BEFORE I LEFT OXFORD, I swung by Square Books one last time to grab a coffee before the long drive home and idly leaf through the riches there. Richard Wright, Flannery O’Connor, Eudora Welty, Harry Crews, Truman Capote, Harper Lee, John Kennedy Toole, and, of course, William Faulkner: all of the people whose homes I visited were amply represented. It was amazing to see, all these literary treasures from a place once forsaken as a cultural desert. There was a time when being from the South meant that you couldn’t put pen to paper; now it means that you’re imbued with a mysterious writerly spirit. It’s not just Square, either: The South has many of these marvelous places, these little bookstores that serve as hubs for a literary community and champions for writers. In Jackson, I sometimes head to Lemuria Books on my way back from the airport, sometimes taking time to glance in the back where the signed copies of Faulkner and O’Connor are nestled in with first editions of Airships and Larry Brown’s Dirty Work. In New Orleans, there’s Faulkner House Books in the French Quarter and Maple Street Book Store Uptown, just a block away from where John Kennedy Toole and his mother lived; Maple Street’s owner, Rhoda Faust, was one of the people who worked with Thelma Toole and Walker Percy to get Confederacy of Dunces published. In Birmingham, there’s the stately Alabama Booksmith and college student hangout The Little Professor, both places I spent many afternoons in browsing. In Atlanta, there’s the cozy A Capella Books, a gold mine for out-of-print titles; in Nashville, the airy and inviting Parnassus Books; and in Asheville, the nicely curated Malaprop’s Bookstore and Café.

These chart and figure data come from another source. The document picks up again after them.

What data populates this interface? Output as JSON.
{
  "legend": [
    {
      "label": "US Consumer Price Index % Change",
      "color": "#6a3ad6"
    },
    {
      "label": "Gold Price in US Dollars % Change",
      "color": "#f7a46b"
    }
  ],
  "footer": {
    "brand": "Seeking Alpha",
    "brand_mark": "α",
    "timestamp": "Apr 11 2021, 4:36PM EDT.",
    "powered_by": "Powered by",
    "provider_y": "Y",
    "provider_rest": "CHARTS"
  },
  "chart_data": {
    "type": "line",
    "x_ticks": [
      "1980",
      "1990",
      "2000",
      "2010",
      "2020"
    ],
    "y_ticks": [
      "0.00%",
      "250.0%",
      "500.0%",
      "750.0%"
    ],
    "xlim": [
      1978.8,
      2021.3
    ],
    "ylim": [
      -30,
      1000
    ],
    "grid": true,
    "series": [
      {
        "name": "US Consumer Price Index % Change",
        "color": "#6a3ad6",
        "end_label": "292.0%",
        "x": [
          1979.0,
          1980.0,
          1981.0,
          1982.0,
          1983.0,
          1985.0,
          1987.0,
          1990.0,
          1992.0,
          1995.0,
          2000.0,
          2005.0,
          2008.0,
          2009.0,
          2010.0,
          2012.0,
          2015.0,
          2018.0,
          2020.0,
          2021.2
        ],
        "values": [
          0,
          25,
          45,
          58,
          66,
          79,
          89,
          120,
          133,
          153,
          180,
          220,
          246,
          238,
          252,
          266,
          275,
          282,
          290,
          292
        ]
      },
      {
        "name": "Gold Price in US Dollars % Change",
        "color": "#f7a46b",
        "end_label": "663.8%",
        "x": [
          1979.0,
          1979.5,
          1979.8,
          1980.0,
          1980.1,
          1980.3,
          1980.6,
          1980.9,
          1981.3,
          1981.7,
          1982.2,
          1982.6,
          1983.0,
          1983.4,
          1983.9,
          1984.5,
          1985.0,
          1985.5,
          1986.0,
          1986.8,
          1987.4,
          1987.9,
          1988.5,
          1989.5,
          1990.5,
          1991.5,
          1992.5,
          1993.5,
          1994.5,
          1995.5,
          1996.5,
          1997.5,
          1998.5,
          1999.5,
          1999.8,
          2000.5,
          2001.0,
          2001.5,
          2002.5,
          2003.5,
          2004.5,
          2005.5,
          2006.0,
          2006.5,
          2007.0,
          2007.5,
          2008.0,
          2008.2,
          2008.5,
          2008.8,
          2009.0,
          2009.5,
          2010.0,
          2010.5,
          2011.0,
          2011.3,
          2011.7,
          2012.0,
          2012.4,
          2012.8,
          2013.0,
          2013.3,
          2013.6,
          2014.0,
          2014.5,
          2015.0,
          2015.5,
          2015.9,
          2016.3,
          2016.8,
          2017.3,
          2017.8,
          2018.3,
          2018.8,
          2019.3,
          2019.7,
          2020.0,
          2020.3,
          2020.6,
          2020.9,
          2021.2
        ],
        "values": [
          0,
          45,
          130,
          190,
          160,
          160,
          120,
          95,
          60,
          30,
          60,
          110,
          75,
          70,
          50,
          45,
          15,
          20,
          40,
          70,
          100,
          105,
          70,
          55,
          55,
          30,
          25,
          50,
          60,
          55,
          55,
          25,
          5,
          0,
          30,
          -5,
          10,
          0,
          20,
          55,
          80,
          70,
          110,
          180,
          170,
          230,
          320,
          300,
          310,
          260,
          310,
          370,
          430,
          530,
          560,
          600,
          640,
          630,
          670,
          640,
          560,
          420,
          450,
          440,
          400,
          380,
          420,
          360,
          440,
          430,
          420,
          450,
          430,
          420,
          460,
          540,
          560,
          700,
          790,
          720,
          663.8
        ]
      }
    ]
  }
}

I still don’t entirely know what it is exactly about the South that inspired so many great writers to labor over it. But I think I have a better idea now. I lingered over the shelves full of local and Southern writers. Though the sites I had visited had, with one exception, been tied to writers who had died, the Southern literary tradition is far from dead, as those shelves teeming with new entries, from Ron Rash’s The Cove to Dorothy Allison’s Bastard Out of Carolina, proved. New writers have decided to stake out claims on their own tiny patches of earth—authors like Jesmyn Ward, whose aching novel Salvage the Bones focused on a family in rural Mississippi in the days before Katrina, Thomas Pierce, a Charlottesville-based writer of nimble, finely wrought stories, and Ann Pancake, a vibrant chronicler of Appalachian America. Each of them, it seemed to me, were talking to one another across time and style and subject matter. It was a vast conversation about the region, the creatures that lived there, the mannerisms and myths that became entwined with the place. The South is not just the setting; it’s the soul of the thing. It comes with a fraught history, with accents and anxieties, with expectations and mythologies to contend with. Southern literature is about preservation, marking out the idiosyncrasies that distinguish the region from others, and it is also about a kind of controlled destruction, constantly replacing the idea of the place with the concrete details of it. It is an ongoing cartographic exercise, to trace and retrace the boundaries of the South, to try to figure out what it contains. It’s about figuring out just where exactly you are. It’s about going home.